Jersey-Kleid von PETER HAHN, Art.-Nr. 126790
Jersey-Kleid von MYBC, Art.-Nr. 126865

 

Lenzing hat noch mehr zu bieten

Neben LENZING™ ECOVERO™ versorgt uns Lenzing noch mit einer weiteren Cellulosefaser: TENCEL™. Unter diesen Markennamen fallen sowohl Produkte aus Lyocell als auch aus Modal.Beide sind gleich durch ihren weichen Griff und die hohe Atmungsaktivität zu erkennen.

Die nachhaltige Faser TENCEL™ Lyocell wird nach einem speziellen Verfahren hergestellt. Wie bei Viskose wird dabei der Rohstoff Holz verarbeitet. Die darin enthaltene Cellulose wird herausgelöst und zu einer Faser verarbeitet. Das geschieht aufgrund eines geschlossenen Produktionskreislaufes besonders umweltfreundlich.

V-Shirt mit 1/1-Arm von DAY.LIKE, Art.-Nr. 926543

Mit dem von Lenzing entwickelten Verfahren wird das verwendete Lösungsmittel in einem geschlossenen Kreislauf zu mehr als 99 Prozent zurückgewonnen und dem Produktionsprozess immer wieder zugeführt. Dasselbe gilt für das Prozesswasser, das ebenfalls in einem geschlossenen System immer wiederverwendet wird.

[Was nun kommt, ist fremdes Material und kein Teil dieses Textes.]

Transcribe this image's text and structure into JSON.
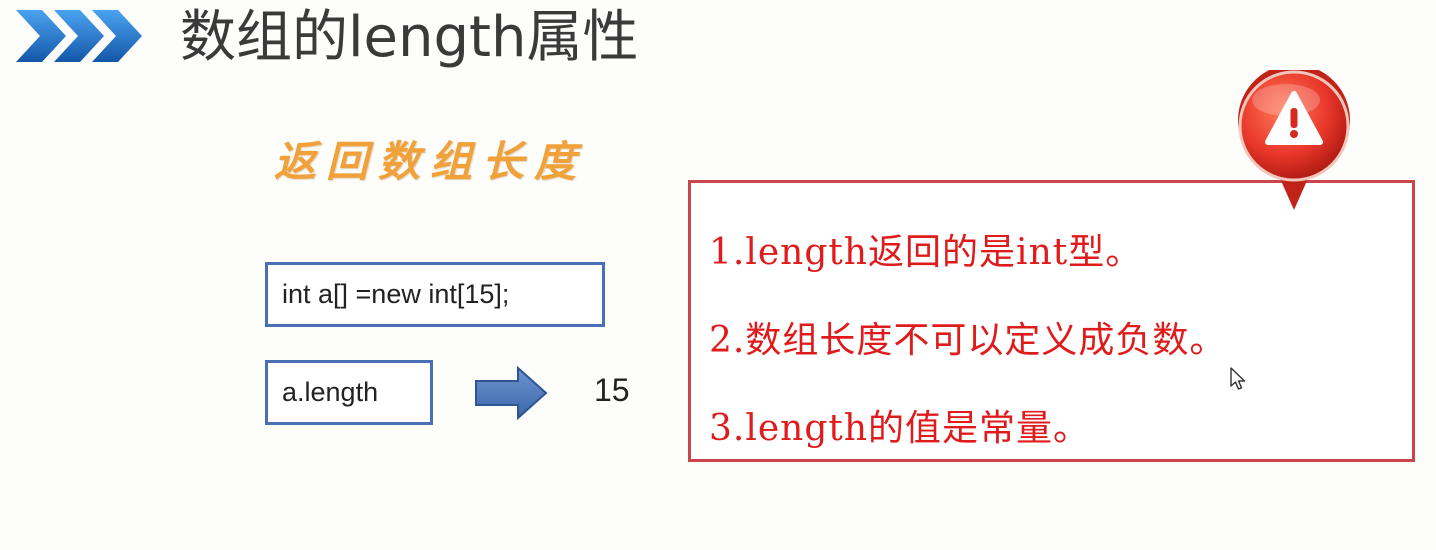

TENCEL™ Modal wird am Spezialitätenstandort Lenzing in Österreich aus dem natürlichen Rohstoff Buche in einem einzigartigen Prozess hergestellt.

Die Faser wird in einem symbiotischen Produktionsprozess hergestellt, das heißt, das Rohmaterial (Zellstoff) wird am gleichen Standort hergestellt wie die Modalfaser selbst. Dadurch kann energie- und ressourcenschonend produziert werden.

Stapelfaser

Stapelfaser | ©Lenzing AG, Markus Renner / Electric Arts

 

Ein Unternehmen mit langer Erfahrung

Um ein so großes Produktportfolio an nachhaltigen Fasern bereitstellen zu können benötigt es natürlich eine Menge Erfahrung und Know-How. Die Traditionsfirma Lenzing kann damit gut dienen: am Firmensitz im österreichischen Lenzing beschäftigt man sich schon vor dem zweiten Weltkrieg mit der Verarbeitung von Holz (damals noch zu Papier).

Die Produktion von Viskosefasern startete jedoch erst im Jahr 1938 mit der Gründung der „Zellwolle Lenzing AG“. Das Thema Umweltstandards wurde dann erstmals 1975 mit der Gründung einer betriebseigenen Umweltschutzabteilung aufgegriffen um die künftige Bedeutung von Nachhaltigkeit im Unternehmen zu etablieren. Das international tätige Unternehmen hat mittlerweile auch zahlreiche Standorte in Asien und Nordamerika und wurde im Hinblick auf die Bezugsquellen des verwendeten Rohstoffes Holz schon mehrmals ausgezeichnet: erneut gewann die Firma den ersten Platz unter den 31 wichtigsten Produzenten von holzbasierten Fasern weltweit. Das ergab die Bewertung der kanadischen NGO Canopy in ihrem „Hot Button Report“ (mehr Informationen hier).

 

Peter Hahn und Lenzing auf einem gemeinsamen Weg

Lenzing ist für uns mehr als ein Faserlieferant – wir bauen auf vertrauensvolle Zusammenarbeit und stehen seit Jahren im Austausch miteinander. Außerdem arbeiten wir auch gemeinsam an weiteren Einsatzmöglichkeiten der Lenzing Fasern, z.B. für Shopping-Bags in unseren Filialen.

Firma Lenzing zu Gast bei PETER HAHN in Winterbach, 2018

Es kostet uns viel Zeit und Mühe alle Lieferanten mit auf unseren Weg zur sauberen Viskose zunehmen und oft müssen wir gestiegene Materialpreise akzeptieren. Dennoch ist  es unserer Meinung nach der richtige Weg und wir gehen ihn gerne für unsere Umwelt.